Lily Tomlin said, “No matter how cynical you become, its never enough to keep up.” The more I dig into this mobile wellness space, the more that comment resonates with me.
I am pretty excited about mobile fitness trackers. I get excited about the challenges of acquiring users and monetizing them in this space. I’ve taken a look at fitbit and Nike’s Fuelband as well as online activity trackers on the iPhone and Android platform like Runstar, Sporttracker, and iMapMyFitness. But, in a sense, I’ve been wallowing in the shallow end of the pool.
The whole universe of Mobile Health, or mHealth, encompasses both these personal fitness apps and systematic health delivery programs on the national and global scale. Looking at the technology at this scale, the perverse incentives and rewards of our for-profit healthcare system rear their ugly heads and bring sharp focus to concerns on privacy and ownership of data.
For the quick survey of what I’m talking about, take a look at this mobile communications for medical care report from China Mobile and University of Cambridge (by way of Craig LeFebrve). It’s a year old, but this mHealth report gives a startling overview on how technology can solve some of the thorniest problems in healthcare. The applications range from the prosaic, like WebMD repackaged as an app, to advanced malarial probes, lens-less microscopes and remote ultrasound sensors using mobile phones as a computational and communications platform.
Macaw, a new health app launched at this year’s CES show, lies squarely in this domain of remote sensing and reporting. Macaw and its backers give a glimpse of some of the ideas and dynamics of the entry of this kind of technology in the marketplace. Macaw is a joint venture from Qualcomm Life and US Preventive Medicine. Qualcomm Life was previously known as Qualcomm Wireless Health and is the initiative of the chip maker to own the communications infrastructure for data from remote medical devices. Basically, this app for your phone provides an activity and GPS tracker which is a small part of the preventive wellness plan that US Preventive Medicine retails to consumers for $49 initiation and $19/month at Sam’s Club. This prevention plan includes activity, diet and lifestyle guidance to help users reduce their potential for acquiring debilitating illness.
Retailing products is new for USPM. Most of prior business announcements have been about sales to employment groups. The Macaw application is the first manifestation of the kind of integrated health management and monitoring applications to be built on the Qualcomm’s 2net technology platform, which Qualcomm hopes will grow to include a vast variety of medical sensing technology that they can make available to other remote medical monitoring and diagnostic applications.
I’ve used a few mobile health apps like Endomondo, Nike +, Lose it!, and MyFitnessPal, and, compared to any of them, Macaw is both cryptic and cartoonish. It looks like the kind of software that you get when somebody else is paying for it. I got through the sign up, answered the 7 questions they need to make a plan for me, and then I was stuck. It wasn’t clear what to do next. Somehow my plan didn’t materialize. I thought about digging a bit further to figure this out, but paused. Something was bugging me.

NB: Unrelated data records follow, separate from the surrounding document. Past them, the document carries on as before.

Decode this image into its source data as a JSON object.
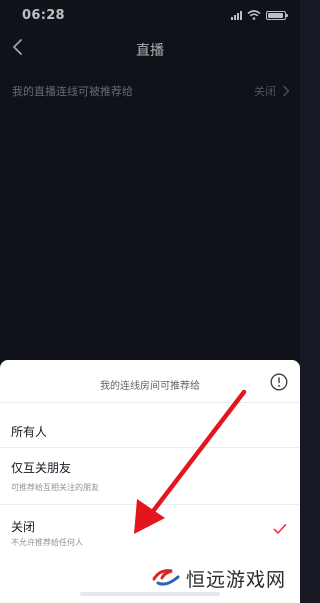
{
  "status_bar": {
    "time": "06:28",
    "icons": [
      "signal-icon",
      "wifi-icon",
      "battery-icon"
    ]
  },
  "header": {
    "title": "直播",
    "back_icon": "back-icon"
  },
  "setting": {
    "label": "我的直播连线可被推荐给",
    "value": "关闭",
    "chevron_icon": "chevron-right-icon"
  },
  "sheet": {
    "title": "我的连线房间可推荐给",
    "info_icon": "info-icon",
    "options": [
      {
        "label": "所有人",
        "description": "",
        "selected": false
      },
      {
        "label": "仅互关朋友",
        "description": "可推荐给互相关注的朋友",
        "selected": false
      },
      {
        "label": "关闭",
        "description": "不允许推荐给任何人",
        "selected": true
      }
    ]
  },
  "watermark": {
    "text": "恒远游戏网"
  },
  "colors": {
    "background": "#161823",
    "sheet_background": "#ffffff",
    "check": "#fe2c55",
    "annotation_arrow": "#e3161d"
  }
}
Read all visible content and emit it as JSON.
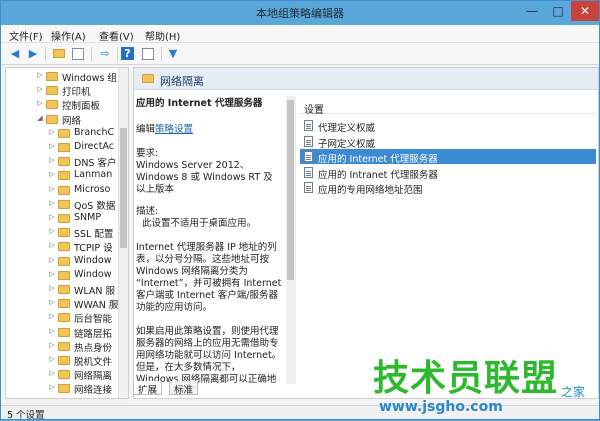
{
  "window": {
    "title": "本地组策略编辑器"
  },
  "window_controls": {
    "minimize": "—",
    "maximize": "□",
    "close": "✕"
  },
  "menu": [
    "文件(F)",
    "操作(A)",
    "查看(V)",
    "帮助(H)"
  ],
  "toolbar": {
    "icons": [
      "back-arrow-icon",
      "forward-arrow-icon",
      "up-folder-icon",
      "show-tree-icon",
      "export-icon",
      "help-icon",
      "properties-icon",
      "filter-icon"
    ]
  },
  "tree": {
    "items": [
      {
        "label": "Windows 组",
        "indent": 1
      },
      {
        "label": "打印机",
        "indent": 1
      },
      {
        "label": "控制面板",
        "indent": 1
      },
      {
        "label": "网络",
        "indent": 1,
        "expanded": true
      },
      {
        "label": "BranchC",
        "indent": 2
      },
      {
        "label": "DirectAc",
        "indent": 2
      },
      {
        "label": "DNS 客户",
        "indent": 2
      },
      {
        "label": "Lanman",
        "indent": 2
      },
      {
        "label": "Microso",
        "indent": 2
      },
      {
        "label": "QoS 数据",
        "indent": 2
      },
      {
        "label": "SNMP",
        "indent": 2
      },
      {
        "label": "SSL 配置",
        "indent": 2
      },
      {
        "label": "TCPIP 设",
        "indent": 2
      },
      {
        "label": "Window",
        "indent": 2
      },
      {
        "label": "Window",
        "indent": 2
      },
      {
        "label": "WLAN 服",
        "indent": 2
      },
      {
        "label": "WWAN 服",
        "indent": 2
      },
      {
        "label": "后台智能",
        "indent": 2
      },
      {
        "label": "链路层拓",
        "indent": 2
      },
      {
        "label": "热点身份",
        "indent": 2
      },
      {
        "label": "脱机文件",
        "indent": 2
      },
      {
        "label": "网络隔离",
        "indent": 2
      },
      {
        "label": "网络连接",
        "indent": 2
      }
    ]
  },
  "pane": {
    "header": "网络隔离",
    "settings_header": "设置"
  },
  "description": {
    "title": "应用的 Internet 代理服务器",
    "edit_prefix": "编辑",
    "edit_link": "策略设置",
    "requirements_label": "要求:",
    "requirements_text": "Windows Server 2012、Windows 8 或 Windows RT 及以上版本",
    "desc_label": "描述:",
    "desc_text": "此设置不适用于桌面应用。",
    "para1": "Internet 代理服务器 IP 地址的列表，以分号分隔。这些地址可按 Windows 网络隔离分类为 “Internet”，并可被拥有 Internet 客户端或 Internet 客户端/服务器功能的应用访问。",
    "para2": "如果启用此策略设置，则使用代理服务器的网络上的应用无需借助专用网络功能就可以访问 Internet。但是，在大多数情况下，Windows 网络隔离都可以正确地"
  },
  "settings": [
    {
      "label": "代理定义权威",
      "selected": false
    },
    {
      "label": "子网定义权威",
      "selected": false
    },
    {
      "label": "应用的 Internet 代理服务器",
      "selected": true
    },
    {
      "label": "应用的 Intranet 代理服务器",
      "selected": false
    },
    {
      "label": "应用的专用网络地址范围",
      "selected": false
    }
  ],
  "tabs": [
    "扩展",
    "标准"
  ],
  "status": {
    "text": "5 个设置"
  },
  "watermark": {
    "main": "技术员联盟",
    "sub": "之家",
    "url": "www.jsgho.com"
  }
}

This app would seem to have all the ingredients for the complete fitness solution — it includes activity and lifestyle choices, eating right and activity. The problem is that the business model and the benefits of application are all directed at the companies who provide the healthcare, and not at me, the consumer/patient.
I can get behind almost all the exercise and fitness apps on the market. Nike is all about just doing it. Livestrong is all about living strong as it were. I don’t have to question the motivation of the authors of the apps. These people make money by you reaching your goals, being happy about it, and telling other people. The goals of US Preventive Medicine are not so clear. US Preventive Medicine provides counseling services to large corporations to help their employees live healthier lifestyles. The idea being that they would then cost less to insure for health care, especially treatment for chronic medical conditions like diabetes and hypertension.
Seems to me that they make money when you, as part of a pool of subscribers to a health plan, lower your aggregate risk of getting an illness requiring managed care and maintenance (like diabetes.) My overall health and quality of life is incidental to providing medical cost outcomes to insurers and employers who contract for insurance programs.
Macaw kind of takes the fun out of getting healthy.
I am sure I am not alone in this sentiment — when I’m running 25 miles a week or counting calories to reach my fitness goals, I’m not really interested in a “win-win” with the insurance company. I’m doing the work for my health. When you look at who benefits, it is fairly transparent. US Preventive’s messaging and public communications all point to the fact that their customers are insurance companies or the corporations buying health insurance, not the people trying to be healthier. And, so, my spider sense tingled, my cynicism took hold, and I abandoned the app.
This is really too bad, because preventive health education and engagement programs are the best bang for buck in terms of both patient quality of life and return on investment. I personally want them to succeed. To do so, however, they will need to shift their model to be relevant to and authentic for their real customer.